A priori, un mix des deux premières pistes semble inéluctable. La cotisation des actifs pourrait doubler et passer de 1 360 à 2 720 euros par an, pour un médecin du premier secteur,  ce qui représente un alourdissement de 113 euros par mois, déductible fiscalement. La facture serait bien plus salée pour les médecins du secteur 2, pour qui la note se règle à 100 %, sans prise en charge par les caisses. Il pourrait être envisagé pour eux, une part de proportionnalité, en fonction des revenus.
Parallèlement, les allocations des retraités baisseraient. Soit par le biais d’un gel de la valeur des points pendant au moins six ans, soit par le biais d’une amputation de valeur, selon un taux échelonné entre 15 et 33 % calculé en fonction de la durée choisie pour le retour à l’équilibre. « Le gel de la valeur du point semble tenir la corde, explique Michel Chassang. Cette solution est moins douloureuse que la réduction du montant de la pension, ce qui serait extrêmement pénalisant, surtout pour les titulaires d’une pension de réversion ». Toujours en débat, ce point va faire l’objet d’études sur les différentes solutions techniques envisageables.  
Enfin, la troisième solution, le recul de l’âge de départ à la retraite fait grincer toutes les dents libérales. « Il faut déjà que la Carmf nous dise ce qu’elle compte faire pour le régime complémentaire.
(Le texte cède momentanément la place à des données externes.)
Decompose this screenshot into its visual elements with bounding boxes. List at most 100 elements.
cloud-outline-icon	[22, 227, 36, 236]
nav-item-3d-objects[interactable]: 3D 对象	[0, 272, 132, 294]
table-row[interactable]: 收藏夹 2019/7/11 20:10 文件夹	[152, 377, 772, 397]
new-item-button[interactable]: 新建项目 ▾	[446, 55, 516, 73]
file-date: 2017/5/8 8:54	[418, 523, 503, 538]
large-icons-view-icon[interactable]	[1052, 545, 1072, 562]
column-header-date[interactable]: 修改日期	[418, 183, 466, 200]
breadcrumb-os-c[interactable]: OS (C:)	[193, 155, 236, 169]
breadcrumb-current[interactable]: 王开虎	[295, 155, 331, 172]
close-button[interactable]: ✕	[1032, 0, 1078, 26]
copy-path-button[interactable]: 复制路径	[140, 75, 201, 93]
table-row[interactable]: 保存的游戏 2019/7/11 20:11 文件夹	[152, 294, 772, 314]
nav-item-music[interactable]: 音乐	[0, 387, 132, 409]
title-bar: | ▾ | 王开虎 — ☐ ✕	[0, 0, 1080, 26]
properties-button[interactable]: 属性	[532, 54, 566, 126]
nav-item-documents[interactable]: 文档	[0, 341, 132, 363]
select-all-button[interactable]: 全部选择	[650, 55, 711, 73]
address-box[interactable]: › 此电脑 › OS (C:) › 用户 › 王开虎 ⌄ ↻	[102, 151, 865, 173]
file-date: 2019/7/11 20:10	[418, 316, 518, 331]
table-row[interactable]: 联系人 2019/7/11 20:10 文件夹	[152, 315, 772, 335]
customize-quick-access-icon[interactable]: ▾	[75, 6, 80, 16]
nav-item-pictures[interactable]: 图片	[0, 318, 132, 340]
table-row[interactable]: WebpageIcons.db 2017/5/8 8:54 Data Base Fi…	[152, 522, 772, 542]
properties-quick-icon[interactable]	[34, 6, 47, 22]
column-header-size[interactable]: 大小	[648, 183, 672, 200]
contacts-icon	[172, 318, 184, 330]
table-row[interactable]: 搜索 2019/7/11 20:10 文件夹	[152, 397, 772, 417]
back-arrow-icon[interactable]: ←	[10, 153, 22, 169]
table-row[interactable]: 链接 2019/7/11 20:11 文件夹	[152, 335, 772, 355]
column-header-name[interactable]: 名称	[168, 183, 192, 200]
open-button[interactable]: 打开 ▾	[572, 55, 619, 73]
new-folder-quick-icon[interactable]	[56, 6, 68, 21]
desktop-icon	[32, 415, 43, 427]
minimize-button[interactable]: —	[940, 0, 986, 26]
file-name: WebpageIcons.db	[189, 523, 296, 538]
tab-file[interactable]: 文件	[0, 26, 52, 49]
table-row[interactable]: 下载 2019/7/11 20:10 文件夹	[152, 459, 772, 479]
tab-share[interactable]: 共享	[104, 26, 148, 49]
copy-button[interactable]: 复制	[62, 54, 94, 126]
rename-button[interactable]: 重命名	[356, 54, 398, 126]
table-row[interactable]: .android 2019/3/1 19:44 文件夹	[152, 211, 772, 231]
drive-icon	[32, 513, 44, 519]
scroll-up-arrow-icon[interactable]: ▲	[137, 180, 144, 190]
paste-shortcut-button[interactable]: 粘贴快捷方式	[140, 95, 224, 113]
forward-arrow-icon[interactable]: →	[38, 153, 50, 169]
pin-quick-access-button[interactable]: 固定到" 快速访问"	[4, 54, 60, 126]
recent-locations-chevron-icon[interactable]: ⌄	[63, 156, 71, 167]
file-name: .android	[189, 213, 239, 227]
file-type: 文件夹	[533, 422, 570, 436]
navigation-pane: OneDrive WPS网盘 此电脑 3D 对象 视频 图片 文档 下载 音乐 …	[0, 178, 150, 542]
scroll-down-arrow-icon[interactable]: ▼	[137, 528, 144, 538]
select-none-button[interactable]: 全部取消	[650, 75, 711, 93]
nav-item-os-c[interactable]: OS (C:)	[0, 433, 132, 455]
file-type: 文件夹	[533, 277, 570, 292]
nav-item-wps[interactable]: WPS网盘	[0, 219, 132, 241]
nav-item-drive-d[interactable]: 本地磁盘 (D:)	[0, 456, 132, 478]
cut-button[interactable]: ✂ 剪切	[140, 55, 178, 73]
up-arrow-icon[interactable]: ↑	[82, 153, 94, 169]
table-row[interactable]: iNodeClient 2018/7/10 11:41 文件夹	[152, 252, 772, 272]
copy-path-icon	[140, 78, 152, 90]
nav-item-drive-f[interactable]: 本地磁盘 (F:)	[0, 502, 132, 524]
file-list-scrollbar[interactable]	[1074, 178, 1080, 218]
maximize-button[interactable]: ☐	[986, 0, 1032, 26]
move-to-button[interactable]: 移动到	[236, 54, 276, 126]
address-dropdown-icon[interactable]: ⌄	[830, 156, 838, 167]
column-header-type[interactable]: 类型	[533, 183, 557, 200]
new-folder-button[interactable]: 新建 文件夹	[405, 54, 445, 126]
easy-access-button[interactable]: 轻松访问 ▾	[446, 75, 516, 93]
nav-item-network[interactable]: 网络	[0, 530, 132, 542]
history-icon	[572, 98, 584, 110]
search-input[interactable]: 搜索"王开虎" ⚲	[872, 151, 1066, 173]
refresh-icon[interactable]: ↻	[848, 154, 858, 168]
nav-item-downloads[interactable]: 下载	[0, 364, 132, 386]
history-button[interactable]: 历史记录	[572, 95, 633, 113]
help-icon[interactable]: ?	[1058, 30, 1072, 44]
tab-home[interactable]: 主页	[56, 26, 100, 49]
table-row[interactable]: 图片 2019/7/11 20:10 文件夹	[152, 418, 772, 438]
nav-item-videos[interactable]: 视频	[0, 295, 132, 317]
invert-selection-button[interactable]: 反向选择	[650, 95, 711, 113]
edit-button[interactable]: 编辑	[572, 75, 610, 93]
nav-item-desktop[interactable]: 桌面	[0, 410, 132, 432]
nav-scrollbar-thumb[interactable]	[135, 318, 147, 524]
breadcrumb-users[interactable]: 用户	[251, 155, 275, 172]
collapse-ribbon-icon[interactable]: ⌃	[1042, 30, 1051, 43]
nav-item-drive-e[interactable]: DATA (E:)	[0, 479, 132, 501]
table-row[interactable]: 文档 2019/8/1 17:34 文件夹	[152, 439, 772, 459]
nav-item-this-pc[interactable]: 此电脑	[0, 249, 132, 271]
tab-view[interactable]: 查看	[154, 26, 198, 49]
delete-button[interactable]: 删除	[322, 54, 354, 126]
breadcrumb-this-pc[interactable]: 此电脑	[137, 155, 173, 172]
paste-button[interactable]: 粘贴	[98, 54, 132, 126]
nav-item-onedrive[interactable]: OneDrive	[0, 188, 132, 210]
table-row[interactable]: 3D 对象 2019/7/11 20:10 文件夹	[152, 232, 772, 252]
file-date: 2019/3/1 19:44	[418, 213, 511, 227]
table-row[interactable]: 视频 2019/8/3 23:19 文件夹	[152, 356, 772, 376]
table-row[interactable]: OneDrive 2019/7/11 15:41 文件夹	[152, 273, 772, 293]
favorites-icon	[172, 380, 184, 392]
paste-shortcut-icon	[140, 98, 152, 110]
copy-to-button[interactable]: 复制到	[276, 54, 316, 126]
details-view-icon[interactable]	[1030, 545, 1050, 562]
En discuter avant n’a pas de sens », ajoute le président de la Csmf qui pencherait pour une solution « à la carte ».
Un problème reste en suspens : le niveau d’intervention de l’assurance maladie, qui devra mettre la main à la poche pour sauver le régime qu’elle finance aujourd’hui aux trois quart. Or, la « douloureuse » se monterait à 250 millions d’euros supplémentaires par an dans l’hypothèse d’un doublement du montant de la cotisation… On comprend qu’elle demande à réfléchir.
Selon les premières projections des actuaires de la Carmf, où l’on a rentré ces différents paramètres dans les ordinateurs, le système redeviendrait largement excédentaire en 2035. Comment, d’ici-là, répartir les efforts entre les actifs et les retraités ? Avis partagé : se garder d’effrayer les jeunes qui se détournent déjà du libéralisme, avec des hypothèses de taux de rendement de 5 % (contre 45 % au début de l’ASV). Dans cette hypothèse, le régime s’effondrerait carrément faute de cotisants. Il faudra donc trouver un juste milieu.
Autre inconnue : l’attitude du gouvernement qui, jusqu’ici, a toujours renâclé pour mettre en place une réforme douloureuse si peu de temps avant une consultation électorale majeure. La loi de financement de la sécurité sociale 2006, ouvrait la voie à la réforme, mais celle-ci est restée lettre morte pour les médecins, alors que toutes les autres professions concernées par l’ASV allaient à Canossa. La réforme de l’ASV n’est plus un enjeu syndical, semble-t-il. Mais le fardeau sera lourd : « Ce sera douloureux, avec du sang et des larmes », confirme Michel Chassang.